Melihat Tradisi Ritual Panjang Jimat di Keraton Kanoman Cirebon, Warisan Sunan Gunung jati

CIREBON, iNewsCirebon.id– Ribuan warga memadati kawasan Keraton Kanoman Cirebon pada malam Jumat Kliwon, 12 Mulud atau bertepatan dengan 5 September 2025. Sejak sore hari, masyarakat berbondong-bondong datang untuk menyaksikan ritual Panjang Jimat, tradisi sakral yang telah diwariskan turun-temurun selama lebih dari lima abad.
Panjang Jimat bukan sekadar perayaan, melainkan puncak peringatan Maulid Nabi Muhammad SAW yang menyatukan unsur spiritual, budaya, dan sejarah Cirebon.
Juru bicara Keraton Kanoman, Ratu Raja Arimbi Nurtina, menuturkan tradisi ini pertama kali digelar pada masa Pangeran Cakrabuwana dan Sunan Gunung Jati sekitar tahun 1470 di Keraton Pakungwati.
“Panjang Jimat adalah bentuk syiar Islam dan penghormatan kepada Rasulullah SAW, yang membawa cahaya Islam ke seluruh alam,” ujar Arimbi.
Makna Panjang Jimat
Secara simbolis, “Panjang” merujuk pada wadah pusaka berbentuk piring bundar besar, sementara “Jimat” adalah sesuatu yang dianggap suci. Jimat juga diartikan sebagai nasi jimat, yakni nasi yang dimasak dengan tata cara khusus, diiringi lantunan shalawat sejak proses pengupasan gabah hingga penyajiannya.
“Nasi jimat menjadi doa dan syafaat yang dipersembahkan untuk Baginda Rasulullah,” tambahnya.
Prosesi Ritual
Puncak Panjang Jimat ditandai dengan Pawai Alegoris, sebuah iring-iringan teatrikal yang menggambarkan perjalanan sejarah kelahiran Nabi Muhammad SAW. Prosesi dimulai dari Pendopo Jinem menuju Masjid Agung Kanoman, dengan menghadirkan tokoh-tokoh simbolis seperti Abdul Muthalib, Siti Aminah, hingga rombongan pembawa nasi jimat, boreh, kembang goyang, dan tumpeng jeneng.

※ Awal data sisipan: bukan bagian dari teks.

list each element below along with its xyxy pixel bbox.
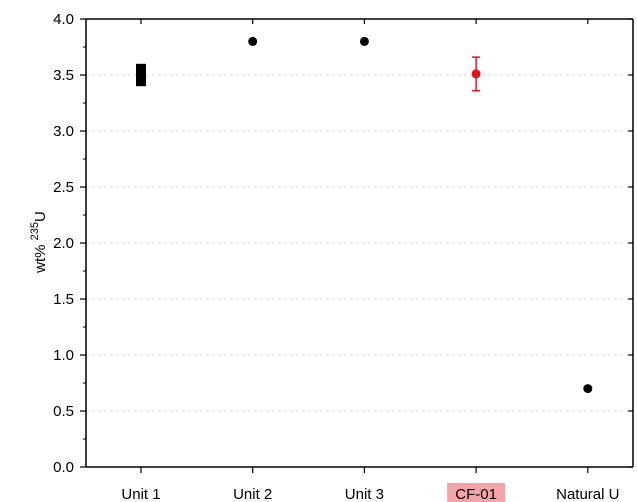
y-tick-label: 1.0 <box>53 347 74 364</box>
y-tick-labels: 0.0 0.5 1.0 1.5 2.0 2.5 3.0 3.5 4.0 <box>53 11 74 476</box>
data-point-unit-2 <box>248 36 258 46</box>
y-axis-label: wt% 235U <box>29 211 49 274</box>
x-tick-label: Unit 1 <box>121 486 160 502</box>
y-tick-label: 2.0 <box>53 235 74 252</box>
y-tick-label: 3.5 <box>53 67 74 84</box>
x-tick-label: Unit 3 <box>345 486 384 502</box>
data-point-natural-u <box>583 384 593 394</box>
x-tick-label: Unit 2 <box>233 486 272 502</box>
y-tick-label: 4.0 <box>53 11 74 28</box>
data-point-cf-01 <box>471 69 481 79</box>
x-tick-label: Natural U <box>556 486 619 502</box>
y-tick-label: 0.5 <box>53 403 74 420</box>
x-label-highlight <box>447 483 506 502</box>
x-tick-label: CF-01 <box>455 486 497 502</box>
y-tick-label: 0.0 <box>53 459 74 476</box>
ticks <box>80 18 633 473</box>
y-tick-label: 3.0 <box>53 123 74 140</box>
y-tick-label: 1.5 <box>53 291 74 308</box>
x-tick-labels: Unit 1 Unit 2 Unit 3 CF-01 Natural U <box>121 483 619 502</box>
data-marks <box>136 36 593 394</box>
y-tick-label: 2.5 <box>53 179 74 196</box>
grid-lines <box>86 74 633 412</box>
data-point-unit-3 <box>359 36 369 46</box>
data-bar-unit-1 <box>136 63 146 87</box>
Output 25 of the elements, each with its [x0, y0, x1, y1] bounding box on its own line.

Sultan Keraton Kanoman, Sultan Raja Muhammad Emirudin, memimpin langsung jalannya ritual, sementara Patih Keraton, Pangeran Raja Muhammad Qodiran, memimpin jalannya pawai.
Menurut Arimbi, setiap unsur dalam pawai sarat filosofi. Jumlah tumpeng nasi jimat, yang bisa tujuh atau dua belas, melambangkan Nabi, para sahabat, hingga para wali penyebar Islam di tanah Jawa.
“Simbol-simbol ini mengajarkan manusia tentang keterikatan pada ciptaan Allah, baik berupa unsur fisik seperti air, api, tanah, dan angin, maupun unsur nonfisik seperti ilmu, nur, dan suhud,” jelasnya.
Suasana Ritual
Sejak sore, suasana di kawasan keraton semakin semarak. Pedagang kaki lima memenuhi area sekitar, menawarkan makanan dan minuman kepada para pengunjung. Lantai pendopo yang dipenuhi bunga melati menambah khidmat prosesi.
Tepat pukul 21.00 WIB, ritual dimulai. Lantunan Barzanji dan shalawat bergema, menutup malam dengan nuansa religius yang penuh khusyuk.
“Panjang Jimat bukan hanya ritual tahunan, tetapi warisan adiluhung yang meneguhkan identitas Cirebon sebagai kota wali,” pungkas Arimbi.